Because here and now, thanks to the wonders of the internet, we have access to the knowledge. It's mixed in with a lot of misinformation and weirdness, but the information is there, if we go out and look for it. And we are just beginning to wake up and realize we have a choice. Because with every little thing we learn to Do For Ourselves, the great Corporate Machine (good Lord, I'm starting to sound like some conspiracy theorist now) loses a bit of its hold over us. And as the network grows, as we read and write and share ideas, and as we empower each other to likewise not be afraid to get out there and give whatever new thing a try, we gain a little more power and control over our lives. Yes, we also need to cultivate an attitude of common-sense discrimination in what "information" we accept (obvious stuff like, when people offer wholesale medical advice without documentation or verifiable credentials, we run the other way, and anything that sounds suspicious should be verified by at least a few other reputable sites)--but that's part of the process too, and as we build a network of trust with like-minded DIY pioneers, among whom the information get shared in posts and comments.
Is everything we try awesome and perfect? Not really. The failed experiments are just part of the learning experience, and teach us what not to try next time. But to try to tell us the only people who should be doing this are the ones with Appropriate Levels of Learning and Artistry To Be Fabulous--that's as disempowering as the corporations who tell us we need to smear toxic chemicals on our face to be attractive, or that canning our own tomatoes is too much work and too dangerous so we should just buy the stuff in the BPA-lined cans.
Near the end of her post, this blogger says, "What is a loaf of bread Jenn but the three simple ingredients of flour, salt and yeast? In the hands of an artist it is phenomenal. In the hands of a non-artist it is something banal and tasteless." I would be the last one to profess that I am an artisan bread baker. But I make bread for my family all through the winter. And it's delicious.
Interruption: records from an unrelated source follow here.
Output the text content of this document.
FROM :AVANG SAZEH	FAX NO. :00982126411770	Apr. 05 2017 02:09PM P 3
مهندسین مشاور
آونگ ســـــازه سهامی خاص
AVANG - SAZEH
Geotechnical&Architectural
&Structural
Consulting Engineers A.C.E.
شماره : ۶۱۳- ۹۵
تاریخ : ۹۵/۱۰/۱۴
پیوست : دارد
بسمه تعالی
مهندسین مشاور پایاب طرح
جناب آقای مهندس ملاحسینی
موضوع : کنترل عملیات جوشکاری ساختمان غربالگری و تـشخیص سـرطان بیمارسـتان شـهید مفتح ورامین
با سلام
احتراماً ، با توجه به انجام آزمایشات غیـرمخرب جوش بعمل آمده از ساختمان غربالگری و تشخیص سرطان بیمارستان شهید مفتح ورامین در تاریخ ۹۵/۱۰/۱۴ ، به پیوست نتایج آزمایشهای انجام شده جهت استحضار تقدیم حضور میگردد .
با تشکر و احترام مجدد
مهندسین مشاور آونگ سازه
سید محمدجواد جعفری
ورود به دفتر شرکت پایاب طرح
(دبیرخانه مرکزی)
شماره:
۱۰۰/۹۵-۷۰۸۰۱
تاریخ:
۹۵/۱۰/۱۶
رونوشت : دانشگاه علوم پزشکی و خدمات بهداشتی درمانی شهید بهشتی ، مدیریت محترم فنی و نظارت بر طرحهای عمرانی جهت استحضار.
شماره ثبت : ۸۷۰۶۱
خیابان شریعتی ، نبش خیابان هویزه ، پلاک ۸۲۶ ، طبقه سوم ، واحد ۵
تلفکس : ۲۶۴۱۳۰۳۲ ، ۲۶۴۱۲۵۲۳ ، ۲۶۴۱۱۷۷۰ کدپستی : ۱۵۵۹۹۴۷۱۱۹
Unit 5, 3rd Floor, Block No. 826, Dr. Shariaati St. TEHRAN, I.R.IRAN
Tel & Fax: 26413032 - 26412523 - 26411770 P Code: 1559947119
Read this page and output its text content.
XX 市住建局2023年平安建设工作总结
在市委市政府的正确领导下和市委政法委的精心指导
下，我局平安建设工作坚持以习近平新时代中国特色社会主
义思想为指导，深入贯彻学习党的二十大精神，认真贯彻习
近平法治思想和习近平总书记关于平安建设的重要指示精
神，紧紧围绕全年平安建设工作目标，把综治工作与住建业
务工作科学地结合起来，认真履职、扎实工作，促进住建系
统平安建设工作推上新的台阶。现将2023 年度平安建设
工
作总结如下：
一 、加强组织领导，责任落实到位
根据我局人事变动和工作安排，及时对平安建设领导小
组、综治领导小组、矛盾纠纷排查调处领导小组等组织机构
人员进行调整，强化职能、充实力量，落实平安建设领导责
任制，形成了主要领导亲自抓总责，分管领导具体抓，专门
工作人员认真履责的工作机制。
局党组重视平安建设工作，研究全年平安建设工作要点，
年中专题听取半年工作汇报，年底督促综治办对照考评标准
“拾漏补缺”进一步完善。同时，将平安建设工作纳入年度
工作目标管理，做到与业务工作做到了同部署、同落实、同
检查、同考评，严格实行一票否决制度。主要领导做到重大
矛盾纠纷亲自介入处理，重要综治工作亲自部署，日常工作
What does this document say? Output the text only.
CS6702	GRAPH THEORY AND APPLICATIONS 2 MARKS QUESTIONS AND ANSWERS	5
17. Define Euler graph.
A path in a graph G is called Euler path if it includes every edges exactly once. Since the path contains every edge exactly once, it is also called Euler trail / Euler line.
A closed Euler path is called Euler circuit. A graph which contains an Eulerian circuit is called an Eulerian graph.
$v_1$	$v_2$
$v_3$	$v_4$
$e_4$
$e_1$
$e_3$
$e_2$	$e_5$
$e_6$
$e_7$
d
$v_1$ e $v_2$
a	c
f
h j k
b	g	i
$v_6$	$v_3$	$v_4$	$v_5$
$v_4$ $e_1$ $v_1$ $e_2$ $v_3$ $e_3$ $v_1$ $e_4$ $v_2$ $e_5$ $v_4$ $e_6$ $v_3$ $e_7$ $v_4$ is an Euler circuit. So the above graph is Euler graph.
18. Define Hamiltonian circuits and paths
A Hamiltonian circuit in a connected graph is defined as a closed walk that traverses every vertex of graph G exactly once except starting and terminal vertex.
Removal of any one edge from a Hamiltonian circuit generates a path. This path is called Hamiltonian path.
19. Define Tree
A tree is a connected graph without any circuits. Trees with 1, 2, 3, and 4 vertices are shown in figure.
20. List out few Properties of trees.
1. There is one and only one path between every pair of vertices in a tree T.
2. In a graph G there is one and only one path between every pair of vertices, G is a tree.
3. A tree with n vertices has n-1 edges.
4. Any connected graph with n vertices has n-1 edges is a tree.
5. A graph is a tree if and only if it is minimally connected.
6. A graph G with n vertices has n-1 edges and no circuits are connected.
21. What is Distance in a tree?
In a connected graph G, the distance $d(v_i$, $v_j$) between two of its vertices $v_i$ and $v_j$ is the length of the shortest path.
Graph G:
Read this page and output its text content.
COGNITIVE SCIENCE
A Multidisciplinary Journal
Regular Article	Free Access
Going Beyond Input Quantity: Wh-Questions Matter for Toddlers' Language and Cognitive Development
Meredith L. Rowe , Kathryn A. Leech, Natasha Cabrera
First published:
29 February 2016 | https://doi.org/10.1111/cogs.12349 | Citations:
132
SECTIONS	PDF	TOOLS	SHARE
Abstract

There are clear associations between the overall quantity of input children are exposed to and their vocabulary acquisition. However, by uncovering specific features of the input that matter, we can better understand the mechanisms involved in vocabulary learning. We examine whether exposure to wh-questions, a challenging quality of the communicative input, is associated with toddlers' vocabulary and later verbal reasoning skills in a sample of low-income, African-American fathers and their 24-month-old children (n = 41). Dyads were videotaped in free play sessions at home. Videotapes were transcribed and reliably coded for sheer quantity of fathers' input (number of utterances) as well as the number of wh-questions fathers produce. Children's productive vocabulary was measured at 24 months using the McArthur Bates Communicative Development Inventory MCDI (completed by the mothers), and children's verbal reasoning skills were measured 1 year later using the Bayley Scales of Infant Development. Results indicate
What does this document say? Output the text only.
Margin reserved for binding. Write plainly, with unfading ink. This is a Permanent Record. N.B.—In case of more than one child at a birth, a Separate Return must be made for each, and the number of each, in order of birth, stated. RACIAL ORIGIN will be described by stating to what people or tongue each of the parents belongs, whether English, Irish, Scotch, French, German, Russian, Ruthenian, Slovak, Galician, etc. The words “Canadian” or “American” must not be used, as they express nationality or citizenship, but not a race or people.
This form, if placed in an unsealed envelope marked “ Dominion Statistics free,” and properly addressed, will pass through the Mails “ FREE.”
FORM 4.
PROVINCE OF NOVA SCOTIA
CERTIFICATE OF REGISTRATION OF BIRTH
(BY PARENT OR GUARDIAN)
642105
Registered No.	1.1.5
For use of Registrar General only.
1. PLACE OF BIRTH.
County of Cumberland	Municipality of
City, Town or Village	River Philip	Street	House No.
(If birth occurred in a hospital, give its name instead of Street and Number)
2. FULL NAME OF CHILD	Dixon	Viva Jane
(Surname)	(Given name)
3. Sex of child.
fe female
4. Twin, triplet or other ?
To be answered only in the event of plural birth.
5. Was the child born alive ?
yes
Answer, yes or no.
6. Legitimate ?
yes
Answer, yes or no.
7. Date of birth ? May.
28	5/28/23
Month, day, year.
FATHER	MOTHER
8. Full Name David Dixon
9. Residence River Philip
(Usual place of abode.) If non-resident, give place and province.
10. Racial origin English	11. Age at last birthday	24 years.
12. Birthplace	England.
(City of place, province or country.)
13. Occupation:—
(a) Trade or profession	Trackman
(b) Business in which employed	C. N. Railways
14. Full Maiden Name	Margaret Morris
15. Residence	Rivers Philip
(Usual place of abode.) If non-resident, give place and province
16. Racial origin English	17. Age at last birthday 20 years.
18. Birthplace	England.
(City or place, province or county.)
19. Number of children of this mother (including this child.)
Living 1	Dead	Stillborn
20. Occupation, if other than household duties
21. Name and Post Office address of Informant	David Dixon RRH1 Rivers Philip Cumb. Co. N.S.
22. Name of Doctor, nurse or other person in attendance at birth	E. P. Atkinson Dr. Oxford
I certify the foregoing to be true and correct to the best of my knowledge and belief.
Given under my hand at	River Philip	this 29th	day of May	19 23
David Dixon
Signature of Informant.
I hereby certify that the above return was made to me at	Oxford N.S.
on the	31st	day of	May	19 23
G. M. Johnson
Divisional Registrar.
Art can be found in all kinds of places. Not all of it is museum quality. Not all of it is something one could sell to people everywhere and make a living. But my humble DIY art feeds my family. The veggies I grow and preserve, the two-or-three-ingredient cleaning supplies I make, the all-natural body care products I care for my and my family's skin and hair with, the simple clothes and toys I make for my kids out of repurposed and rebuilt older textiles...okay, so it's not high art. But it's mine. And I am proud of it, and I am proud that I know how to do it.
Again, I absolutely in no way mean for this post to belittle or discourage the work of the small businesses whose liveliehood is to make these awesome products and/or skills available to those who might not have time, inclination, or skill to make them on their own. These are awesome, as we talked about here last January, and pretty much all of the DIY people I know (myself included) patronize them on a regular basis and would be lost without them. But in this world of fading discretionary income and emerging awareness of the health dangers all around us, aren't both initiatives equally important to helping us all get a grip on our lives and worlds? Ability to make what we can, and access to purchase what we can't? Between the two approaches, I am convinced that we are quite literally changing the world.
I don't think Laura Ingalls Wilder was trying to change the world with her books; she was just telling her story. But there's no doubt that she has.
So--to the comments. What do you guys think? Any other DIY-lovers who get regular flak from people thinking you have no business doing what your doing, or who just find you bewildering? What are your thoughts on this?
(And while we're at it--and I'll do the same!--I also want to put out the invite to every single reader to post links in the comments to your favorite natural small businesses, the ones you patronize over and over again, whom you trust and whose products you find to be a valuable part of your lives. I'll put the list into a new post next Monday, a "Link Love" post of the businesses we Boothers trust and admire. Have at it!)